Jako pierwszy w 1965 roku próbę zekranizowania twórczości autora „Zewu Cthulhu” podjął Daniel Haller w swoim „Giń Stworze, Giń!”. Choć w filmie można odnaleźć luźne nawiązania do „Koloru z przestworzy”, a akcja toczy się w Arkham, mieście, w którym rozgrywa się większość opowiadań pisarza, to bliżej mu do typowego dla lat 50. kiczowatego „monster movie” niż do atmosfery wszechwładnego przerażenia bijącego z utworów Lovecrafta. Równie zły i nie udany był powstały w 1970 roku „Horror w Dunwich” jak i „Curse of the Crimson Altar” (1968). W latach 80. i 90. wyprodukowano kilkanaście innych horrorów bazujących na opowiadaniach samotnika z Providence, z czego największą popularnością cieszył się „Re-animator” (1985). Odstępstw od oryginału jest tu całe mnóstwo, ot choćby akcja filmu dzieje się współcześnie. Całość jest bardzo krwawa, tym samym wpisuje się w estetykę gore, dodano tu jeszcze sporą dawkę nagości i czarnego humoru. Mimo tego, a może właśnie dlatego, film zyskał miano kultowego.

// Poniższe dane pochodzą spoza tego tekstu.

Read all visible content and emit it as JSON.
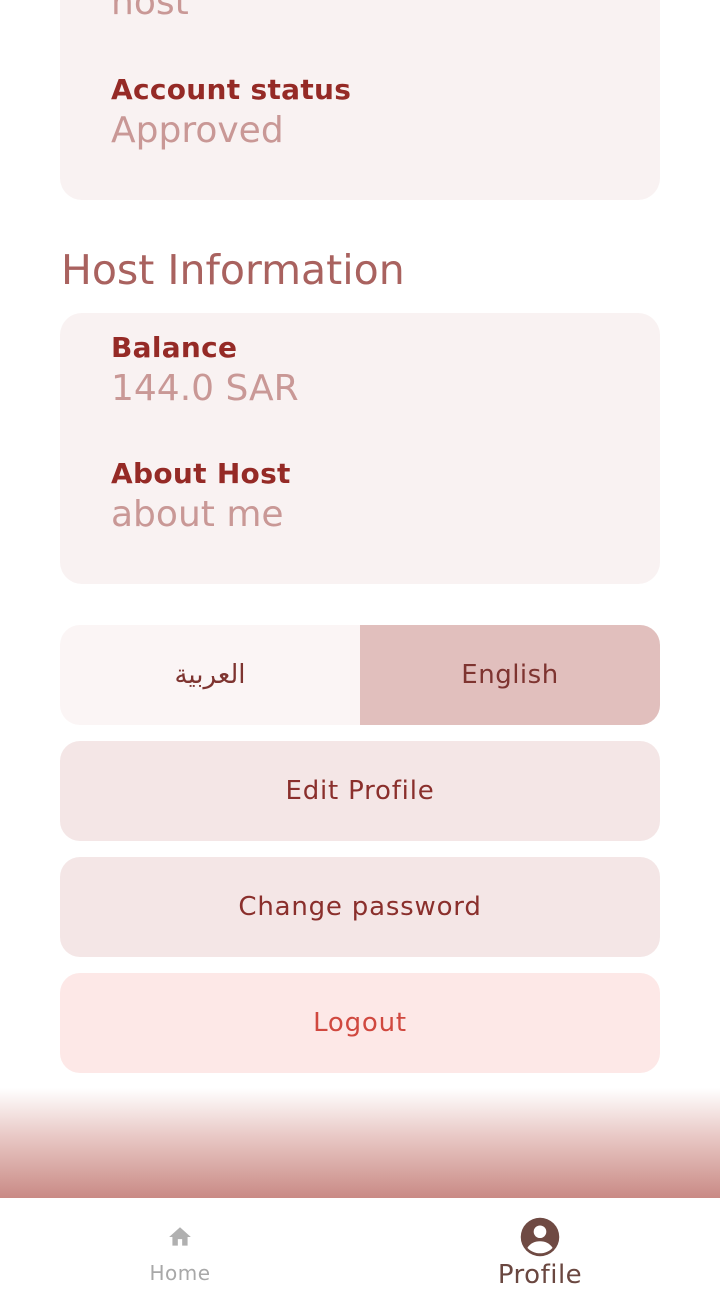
{
  "account_card": {
    "role_value": "host",
    "status_label": "Account status",
    "status_value": "Approved"
  },
  "host_section": {
    "title": "Host Information",
    "balance_label": "Balance",
    "balance_value": "144.0 SAR",
    "about_label": "About Host",
    "about_value": "about me"
  },
  "language": {
    "arabic_label": "العربية",
    "english_label": "English",
    "selected": "English"
  },
  "actions": {
    "edit_profile": "Edit Profile",
    "change_password": "Change password",
    "logout": "Logout"
  },
  "bottom_nav": {
    "items": [
      {
        "label": "Home",
        "icon": "home-icon",
        "active": false
      },
      {
        "label": "Profile",
        "icon": "account-circle-icon",
        "active": true
      }
    ]
  },
  "colors": {
    "accent": "#952a26",
    "card_bg": "#f9f2f2",
    "selected_lang_bg": "#e1bfbd",
    "logout_text": "#d0483f"
  }
}
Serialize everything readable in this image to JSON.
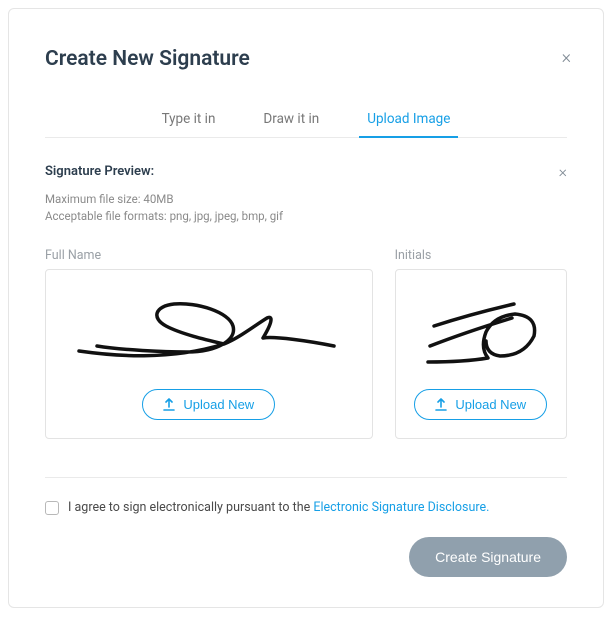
{
  "modal": {
    "title": "Create New Signature"
  },
  "tabs": {
    "type": "Type it in",
    "draw": "Draw it in",
    "upload": "Upload Image"
  },
  "preview": {
    "label": "Signature Preview:",
    "hint_size": "Maximum file size: 40MB",
    "hint_formats": "Acceptable file formats: png, jpg, jpeg, bmp, gif"
  },
  "fields": {
    "fullname_label": "Full Name",
    "initials_label": "Initials",
    "upload_button": "Upload New"
  },
  "consent": {
    "text_prefix": "I agree to sign electronically pursuant to the ",
    "link_text": "Electronic Signature Disclosure."
  },
  "actions": {
    "create": "Create Signature"
  }
}
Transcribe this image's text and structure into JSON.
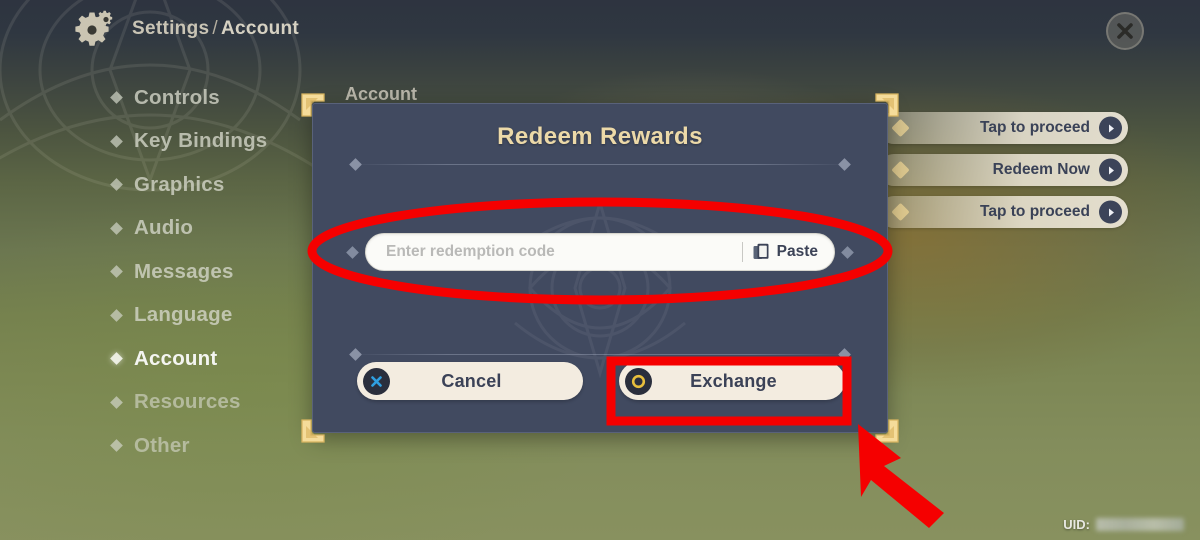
{
  "topbar": {
    "gear_icon": "gear-icon",
    "breadcrumb": {
      "root": "Settings",
      "separator": "/",
      "current": "Account"
    },
    "close_icon": "close-x-icon"
  },
  "sidebar": {
    "items": [
      {
        "label": "Controls",
        "active": false
      },
      {
        "label": "Key Bindings",
        "active": false
      },
      {
        "label": "Graphics",
        "active": false
      },
      {
        "label": "Audio",
        "active": false
      },
      {
        "label": "Messages",
        "active": false
      },
      {
        "label": "Language",
        "active": false
      },
      {
        "label": "Account",
        "active": true
      },
      {
        "label": "Resources",
        "active": false
      },
      {
        "label": "Other",
        "active": false
      }
    ]
  },
  "section": {
    "label": "Account"
  },
  "right_stack": {
    "buttons": [
      {
        "label": "Tap to proceed",
        "arrow_icon": "chevron-right-circle-icon"
      },
      {
        "label": "Redeem Now",
        "arrow_icon": "chevron-right-circle-icon"
      },
      {
        "label": "Tap to proceed",
        "arrow_icon": "chevron-right-circle-icon"
      }
    ]
  },
  "dialog": {
    "title": "Redeem Rewards",
    "input": {
      "placeholder": "Enter redemption code",
      "value": ""
    },
    "paste": {
      "label": "Paste",
      "icon": "clipboard-paste-icon"
    },
    "actions": {
      "cancel": {
        "label": "Cancel",
        "icon": "close-x-circle-icon"
      },
      "exchange": {
        "label": "Exchange",
        "icon": "gold-ring-icon"
      }
    }
  },
  "footer": {
    "uid_label": "UID:",
    "uid_value_redacted": true
  },
  "annotations": {
    "ellipse_target": "redemption-code-input",
    "box_target": "exchange-button",
    "arrow_target": "exchange-button",
    "color": "#f50000"
  },
  "colors": {
    "dialog_bg": "#414a60",
    "dialog_title": "#ecd9a8",
    "corner_gold": "#f4d98a",
    "button_cream": "#f3ece0",
    "button_text": "#3b4257",
    "annotation_red": "#f50000",
    "accent_blue": "#2f9fe0",
    "accent_gold": "#e8bf3d"
  }
}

W XXI wieku mniej już było kiczowatych „lovecraftowsko-podobnych” produkcji, jednak swoim poziomem również nie zachwycały. „Dagon” z 2001 roku, choć w paru miejscach udany, jak w scenie zaczerpniętej z „Widma nad Innsmouth”, to przez swoje fatalne aktorstwo odstrasza bardziej niż tytułowe plugawe bóstwo. W „Cthulhu” (2007) na pierwszy plan wysunięto wątek homoseksualny, robiąc z tego dramat, co niszczy potencjał obrazu, tym bardziej, że w pracach Lovecrafta nie znajdziemy nawet aluzji do jakichkolwiek objawów seksualności. Powstało jeszcze „Na wysokości” (2010) oraz czarna komedia „The Last Lovecraft: Relic of Cthulhu” (2009). W obu filmach nawiązania do literackiego dorobku samotniku z Providence są jasno czytelne, a bohaterowie wiedzę o tym co ich spotyka czerpią z lovecraftowskiej popkultury, w tym wypadku z komiksów.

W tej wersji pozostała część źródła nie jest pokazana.